Insulation is important for keeping any home warm while controlling energy costs. One of the most important ways to keep your home warm is by insulating your crawl space.
Proper crawl space insulation also can prevent your crawl space from becoming a moist environment that grows and harbors mold and mildew. Controlling crawl space temperature and moisture is a dual process that works toward a common goal: a temperate lower area that will keep upper floors warm, while your home's foundation remains in sound condition.
Crawl Space Insulation Basics
Stapling fiberglass batts between joists to the underside of your home's floor presents several problems. While this method does work in the very short term, moisture eventually builds in the crawl space and grows on this highly porous surface. Moisture-laden fiberglass becomes heavier and begins to sag and fall. This outdated method is not just ineffective but regressive, as well.
Instead, a better method is the multi-pronged approach of insulating the inside walls of the crawl space with rigid foam, laying down a plastic vapor barrier over the dirt floor, then joining the two items with tape.
The idea is to condition the crawl space, much in the same way that you might condition other parts of your home. Rather than trying to cut off the crawl space from the conditioned upper floors, you should bring the crawl space nearer to upper floors' temperatures by leaving off the underfloor insulation and by sealing the crawl space against outside moisture and temperatures.
Types of Insulation
Two-inch expanded polystyrene foam board is the favored insulation for crawl space inside walls. Rigid foam insulation works for any type of masonry wall: concrete, block, brick, and even stone.

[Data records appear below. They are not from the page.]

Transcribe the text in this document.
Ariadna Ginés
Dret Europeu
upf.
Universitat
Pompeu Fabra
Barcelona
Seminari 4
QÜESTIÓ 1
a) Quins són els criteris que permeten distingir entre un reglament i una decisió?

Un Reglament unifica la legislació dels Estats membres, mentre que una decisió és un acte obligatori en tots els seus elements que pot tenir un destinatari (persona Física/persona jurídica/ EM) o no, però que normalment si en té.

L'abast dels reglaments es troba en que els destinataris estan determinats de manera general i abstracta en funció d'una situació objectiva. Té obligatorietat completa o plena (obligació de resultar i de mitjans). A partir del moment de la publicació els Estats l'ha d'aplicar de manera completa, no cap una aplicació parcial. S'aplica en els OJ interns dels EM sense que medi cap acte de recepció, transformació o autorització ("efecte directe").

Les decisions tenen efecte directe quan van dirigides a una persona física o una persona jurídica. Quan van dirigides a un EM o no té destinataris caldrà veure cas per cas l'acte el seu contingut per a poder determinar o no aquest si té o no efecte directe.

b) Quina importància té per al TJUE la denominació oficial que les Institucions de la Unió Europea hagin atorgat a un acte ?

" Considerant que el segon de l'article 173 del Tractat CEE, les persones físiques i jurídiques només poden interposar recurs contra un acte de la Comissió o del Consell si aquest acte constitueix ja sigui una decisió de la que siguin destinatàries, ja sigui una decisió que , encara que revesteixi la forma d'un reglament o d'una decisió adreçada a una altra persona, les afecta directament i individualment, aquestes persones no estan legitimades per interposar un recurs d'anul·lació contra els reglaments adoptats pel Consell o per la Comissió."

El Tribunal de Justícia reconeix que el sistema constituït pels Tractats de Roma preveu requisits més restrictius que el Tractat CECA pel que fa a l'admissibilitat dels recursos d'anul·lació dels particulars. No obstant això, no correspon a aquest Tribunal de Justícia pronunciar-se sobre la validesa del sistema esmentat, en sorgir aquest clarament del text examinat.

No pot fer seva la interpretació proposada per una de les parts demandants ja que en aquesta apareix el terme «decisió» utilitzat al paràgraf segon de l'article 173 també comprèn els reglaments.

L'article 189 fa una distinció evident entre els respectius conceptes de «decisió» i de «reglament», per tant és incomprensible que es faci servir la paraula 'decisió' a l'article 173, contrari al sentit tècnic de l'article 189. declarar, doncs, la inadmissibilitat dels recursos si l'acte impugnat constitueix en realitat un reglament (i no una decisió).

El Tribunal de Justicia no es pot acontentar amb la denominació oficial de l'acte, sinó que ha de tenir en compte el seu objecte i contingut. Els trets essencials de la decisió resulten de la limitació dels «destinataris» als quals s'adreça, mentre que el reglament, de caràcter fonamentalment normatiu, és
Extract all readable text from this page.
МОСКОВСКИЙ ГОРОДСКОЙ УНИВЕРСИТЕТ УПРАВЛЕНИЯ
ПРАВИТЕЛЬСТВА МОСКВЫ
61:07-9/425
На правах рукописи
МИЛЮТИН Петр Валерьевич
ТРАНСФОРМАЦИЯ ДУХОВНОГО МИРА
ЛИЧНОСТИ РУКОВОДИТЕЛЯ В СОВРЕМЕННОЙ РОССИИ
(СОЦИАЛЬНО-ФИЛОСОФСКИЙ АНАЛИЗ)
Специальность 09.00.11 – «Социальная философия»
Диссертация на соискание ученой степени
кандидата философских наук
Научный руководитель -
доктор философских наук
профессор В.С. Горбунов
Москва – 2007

This type of insulation may be faced with silver foil, with the foil facing inward toward the crawl space. Though the rigid foam is the chief insulator, the foil adds a bit more energy savings by reflecting heat into the crawl space. The foil, too, acts as a vapor barrier.
Crawl Space Ventilation
For this type of insulation system, crawl space ventilation to the exterior is sealed off. All avenues to the outside are shut off or sealed with caulk.
An airtight, insulated crawl space will make your house, as a whole, more energy-efficient by keeping your floors warmer in cool months and thus reducing your heating bills. During warm months, this process works in reverse by keeping your floors cooler and reducing the load on your air conditioner.
Equipment / Tools
- Caulking gun
- Utility knife
- Rake and shovel
- Fine-toothed saw
- Expanded polystyrene foam board
- Construction adhesive
- Latex adhesive for foam board
- Silicone caulk
- 6-mil minimum thickness clear polyethylene plastic
- Double-sided butyl tape
- Poly PVC tape
- Foam insulation
Prevent Moisture From Entering the Crawl Space
Assess your crawl space and locate pooled water or any type of moisture that collects in that area. Redirect downspouts that may be forcing water alongside the foundation walls. With a shovel and rake, regrade soil banked up against the outside of the house, so that water moves away from the structure.
Look at Interior Sources of Moisture
Water can also come from within the house. Inside the crawl space, shine a flashlight around the underside of the house and look for water dripping down. Look at pipes running through or within joists. Pay special attention to areas of prevalent moisture on the floor above: dishwashers, showers, bathtubs, and sinks.
Seal All Crawl Space Doors and Vents to the Outside
On the outside of the home, seal up any vents, doors, or hatches that open into the crawl space. Load up the caulking gun with exterior-grade caulk and insert caulk into cracks and holes.
Seal Rim Joists and Sills
Go inside the crawl space during the day. Turn off the flashlight briefly and examine rim joists and sill areas for outside light shining through. With the light back on, seal up these cracks with the silicone caulk. For large cracks, use low-expansion foam insulation.
Insulate the Crawl Space Walls
Cut rigid foam pieces to size with the saw and attach the pieces to the inside crawl space walls with the latex adhesive. Aim for as few seams as possible by installing large sheets of foam. Seal seams between the boards with PVC tape.
Lay the Vapor Barrier on the Ground
Lay the vapor barrier over the entire crawl space ground area. Make cut-outs for every protrusion such as piers and posts. Run the vapor barrier up against these protrusions and seal them tightly with the butyl tape. Seal seams between separate vapor barrier sheets. Conclude by running the vapor barrier about 12 inches up the insulated walls and taping the edges down to the insulation.